225 Il incombe, en tout état de cause, aux autorités nationales invoquant l’existence d’un service d’intérêt économique général d’exposer, de façon circonstanciée, les raisons pour lesquelles l’absence de restriction à la liberté d’établissement ou à la libre prestation des services ferait échec à l’accomplissement en droit ou en fait d’une mission particulière de service public confiée à l’entreprise concernée (voir, en ce sens, arrêts du 13 mai 2003, Commission/Espagne, C‑463/00, EU:C:2003:272,
point 82, ainsi que du 8 juin 2023, Prestige and Limousine, C‑50/21, EU:C:2023:448, point 75). Cette exigence ne saurait cependant aller jusqu’à exiger de ces autorités de démontrer, de manière positive, qu’aucune autre mesure imaginable ne permet d’assurer l’accomplissement de cette mission dans les mêmes conditions (voir, en ce sens, arrêt du 23 octobre 1997, Commission/Pays-Bas, C‑157/94, EU:C:1997:499, point 58).

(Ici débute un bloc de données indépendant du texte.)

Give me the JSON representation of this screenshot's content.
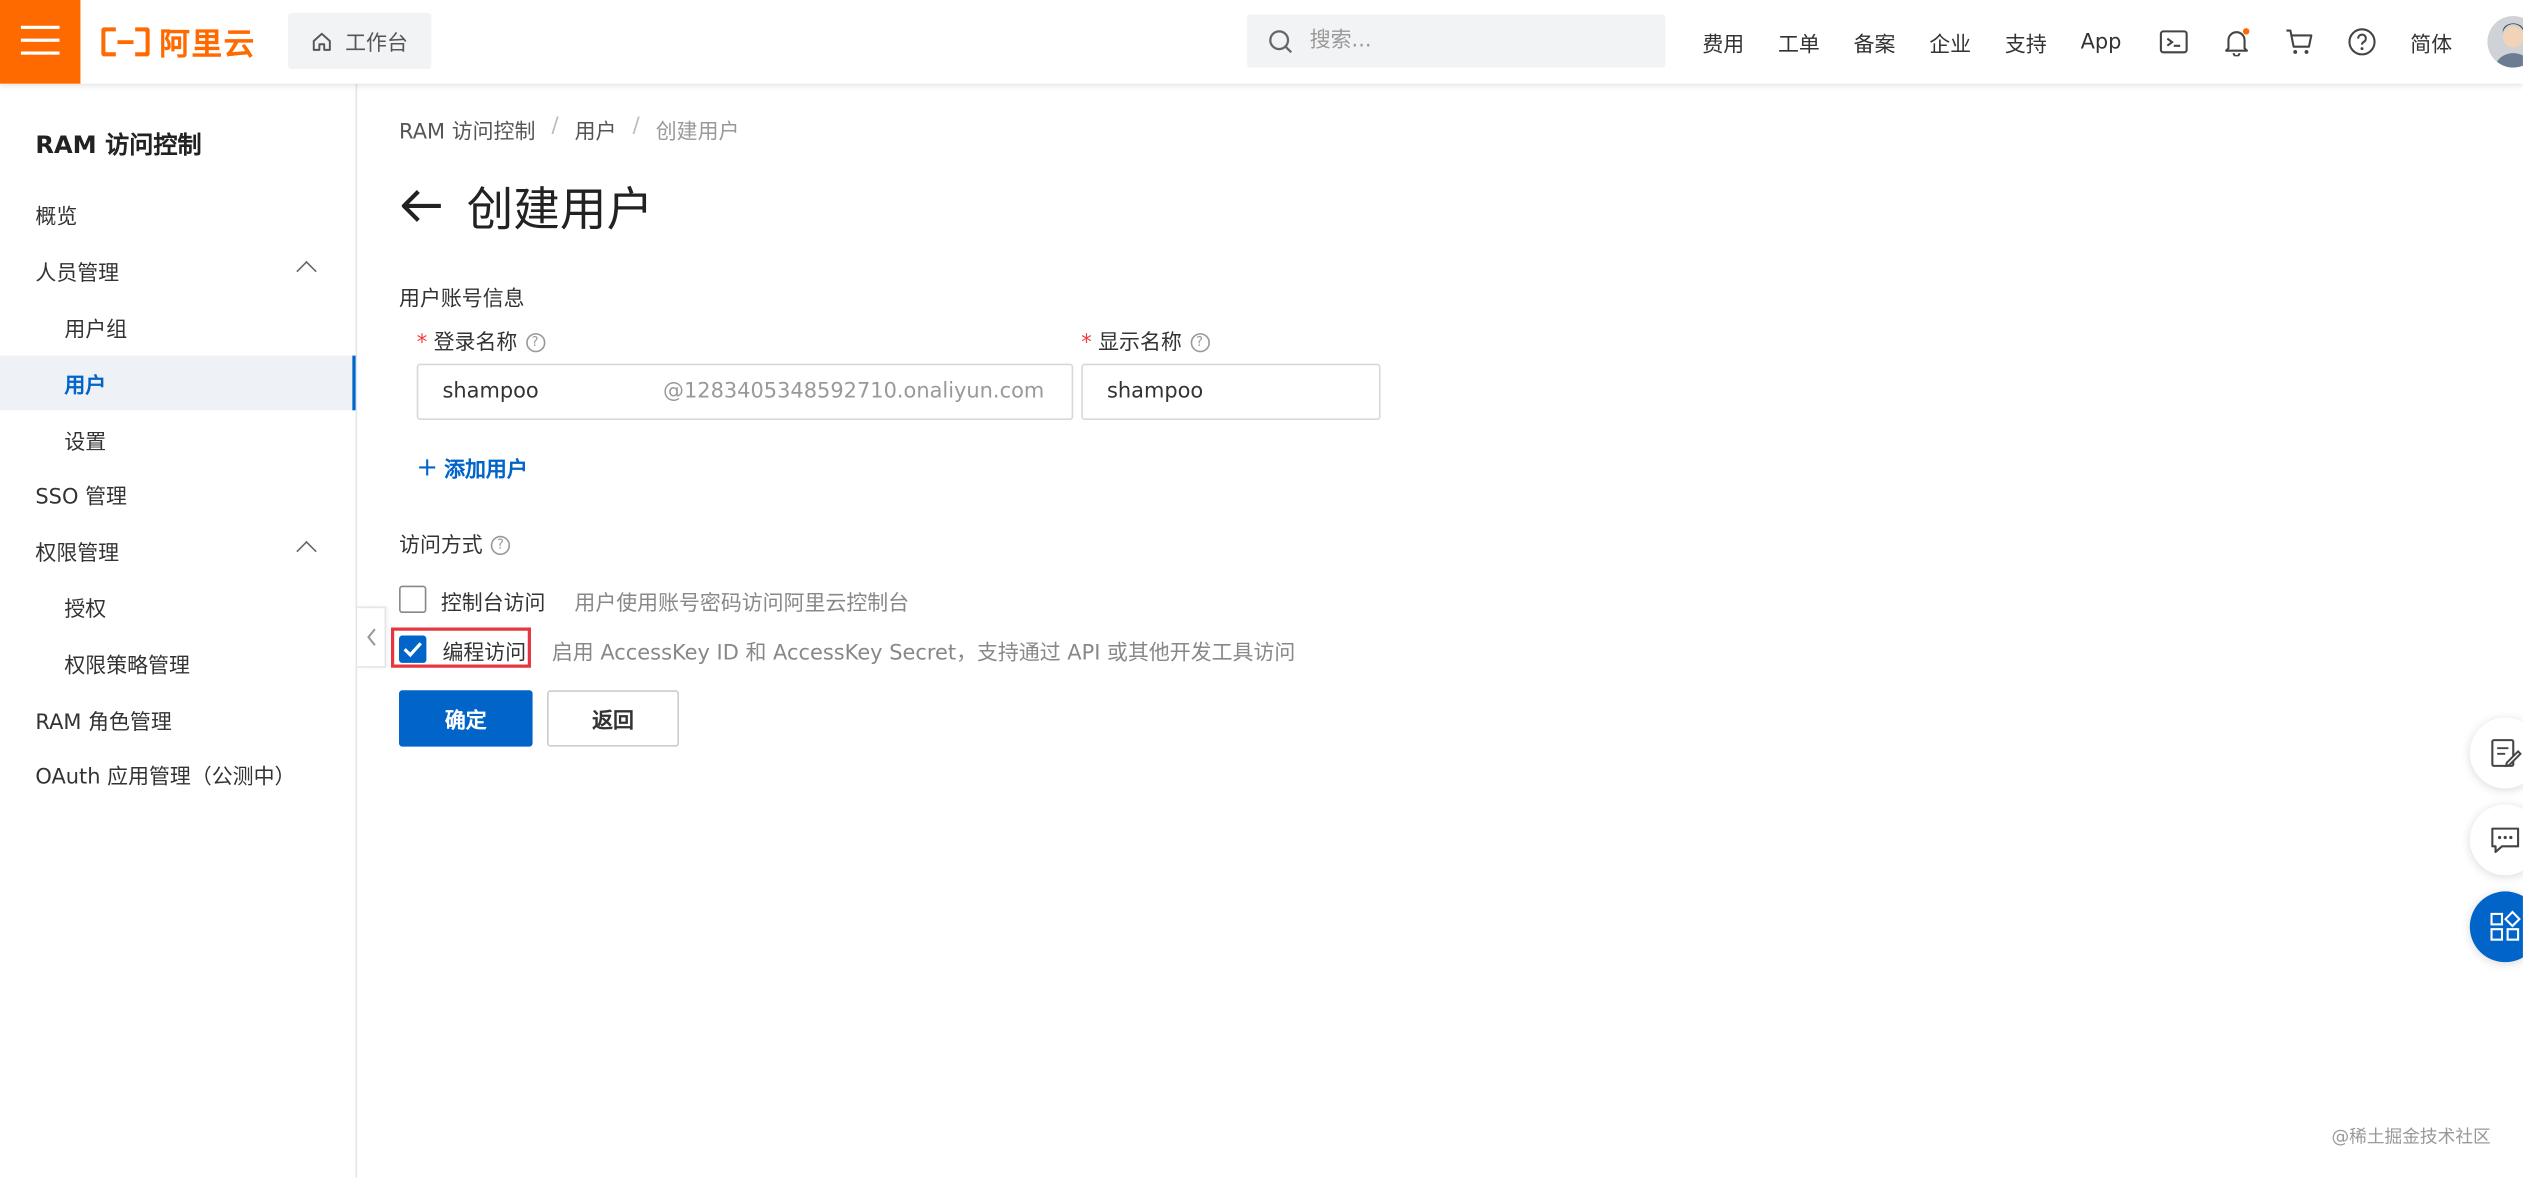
{
  "topbar": {
    "logo_text": "阿里云",
    "workbench_label": "工作台",
    "search_placeholder": "搜索...",
    "nav_links": [
      "费用",
      "工单",
      "备案",
      "企业",
      "支持",
      "App"
    ],
    "lang_label": "简体",
    "accent_color": "#ff6a00"
  },
  "sidebar": {
    "title": "RAM 访问控制",
    "items": [
      {
        "label": "概览"
      },
      {
        "label": "人员管理",
        "expanded": true
      },
      {
        "label": "用户组"
      },
      {
        "label": "用户",
        "active": true
      },
      {
        "label": "设置"
      },
      {
        "label": "SSO 管理"
      },
      {
        "label": "权限管理",
        "expanded": true
      },
      {
        "label": "授权"
      },
      {
        "label": "权限策略管理"
      },
      {
        "label": "RAM 角色管理"
      },
      {
        "label": "OAuth 应用管理（公测中）"
      }
    ]
  },
  "breadcrumb": {
    "items": [
      "RAM 访问控制",
      "用户",
      "创建用户"
    ],
    "separator": "/"
  },
  "page": {
    "title": "创建用户"
  },
  "form": {
    "section_account": "用户账号信息",
    "login_name_label": "登录名称",
    "login_name_value": "shampoo",
    "login_name_suffix": "@1283405348592710.onaliyun.com",
    "display_name_label": "显示名称",
    "display_name_value": "shampoo",
    "required_mark": "*",
    "help_mark": "?",
    "add_user_label": "添加用户",
    "section_access": "访问方式",
    "console_access_label": "控制台访问",
    "console_access_desc": "用户使用账号密码访问阿里云控制台",
    "console_access_checked": false,
    "programmatic_access_label": "编程访问",
    "programmatic_access_desc": "启用 AccessKey ID 和 AccessKey Secret，支持通过 API 或其他开发工具访问",
    "programmatic_access_checked": true,
    "confirm_label": "确定",
    "back_label": "返回",
    "primary_color": "#0064c8",
    "highlight_color": "#e6363f"
  },
  "watermark": "@稀土掘金技术社区"
}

226 Eu égard à l’ensemble des motifs qui précèdent, il y a lieu de répondre aux deuxième à dixième questions préjudicielles que les articles 8 et 8 bis de la directive 2008/98, l’article 15 de la directive 2006/123, les articles 49, 56 et 106 TFUE, les articles 16 et 17 de la Charte ainsi que les principes de sécurité juridique et de protection de la confiance légitime doivent être interprétés en ce sens que, sous réserve du respect du principe de proportionnalité, ils ne s’opposent pas à une
réglementation nationale qui :
– instaure une situation de monopole par la création d’une organisation chargée de la mise en œuvre collective des obligations en matière de responsabilité élargie des producteurs qui dispose du droit exclusif d’exercer cette activité pour une catégorie de produits donnée, tout en prévoyant tant la révocation ex lege des autorisations ayant permis aux opérateurs économiques d’exercer ladite activité jusque-là que la résiliation ex lege de l’ensemble des contrats conclus par ces opérateurs dans
l’exercice de la même activité, à condition cependant, d’une part, que cette réglementation s’accompagne de la mise en place d’un cadre normatif propre à garantir que le titulaire de ce monopole sera effectivement à même de poursuivre, de manière cohérente et systématique, les objectifs de protection de l’environnement et de la santé publique que l’État membre concerné s’est fixés au moyen d’une offre quantitativement mesurée et qualitativement aménagée en fonction de ces objectifs et soumise
à un contrôle strict de la part des autorités publiques et, d’autre part, qu’elle prévoie des adaptations à l’application des nouvelles règles propres à éviter toute charge excessive pour les opérateurs économiques concernés, en particulier une période transitoire d’une durée suffisante pour leur permettre de s’adapter aux modifications ou un système de compensation raisonnable du préjudice subi par ceux-ci ;
– impose à cette organisation d’exercer son activité sans but lucratif ;
– prévoit l’obligation, pour les producteurs soumis à des obligations de responsabilité élargie des producteurs qui mettent sur le marché au moins 51 % de la quantité totale d’une même catégorie de produits relevant de cette responsabilité élargie, de créer une telle organisation et de détenir une participation dans celle-ci ;
– prévoit l’obligation, pour les détenteurs d’une participation dans cette organisation, d’être producteurs sur le marché concerné ;
– prévoit l’interdiction, pour ces producteurs, d’exercer une activité de collecte et de traitement des déchets, ainsi que l’interdiction de liens de capital ou de parenté entre, d’un côté, ladite organisation, les membres de son organe de direction et lesdits producteurs et, de l’autre côté, les personnes qui effectuent la collecte et le traitement des déchets ainsi que les personnes disposant d’un droit de vote dans l’organe de gestion ou l’organe de surveillance de celle-ci ;
– rend obligatoire la mise en œuvre collective des obligations en matière de responsabilité élargie des producteurs pour les producteurs de produits soumis à cette responsabilité élargie et impose à ceux-ci de contracter avec la même organisation, à condition cependant que ces obligations soient assorties de garanties procédurales suffisantes, notamment en ce qui concerne d’éventuels conflits d’intérêts ou désavantages concurrentiels, permettant d’éviter toute charge excessive pour les
producteurs concernés dans l’exercice de leur activité économique résultant d’effets arbitraires ou imprévisibles sur leurs relations contractuelles.
IV. Sur les dépens
227 La procédure revêtant, à l’égard des parties au principal, le caractère d’un incident soulevé devant la juridiction de renvoi, il appartient à celle-ci de statuer sur les dépens. Les frais exposés pour soumettre des observations à la Cour, autres que ceux desdites parties, ne peuvent faire l’objet d’un remboursement.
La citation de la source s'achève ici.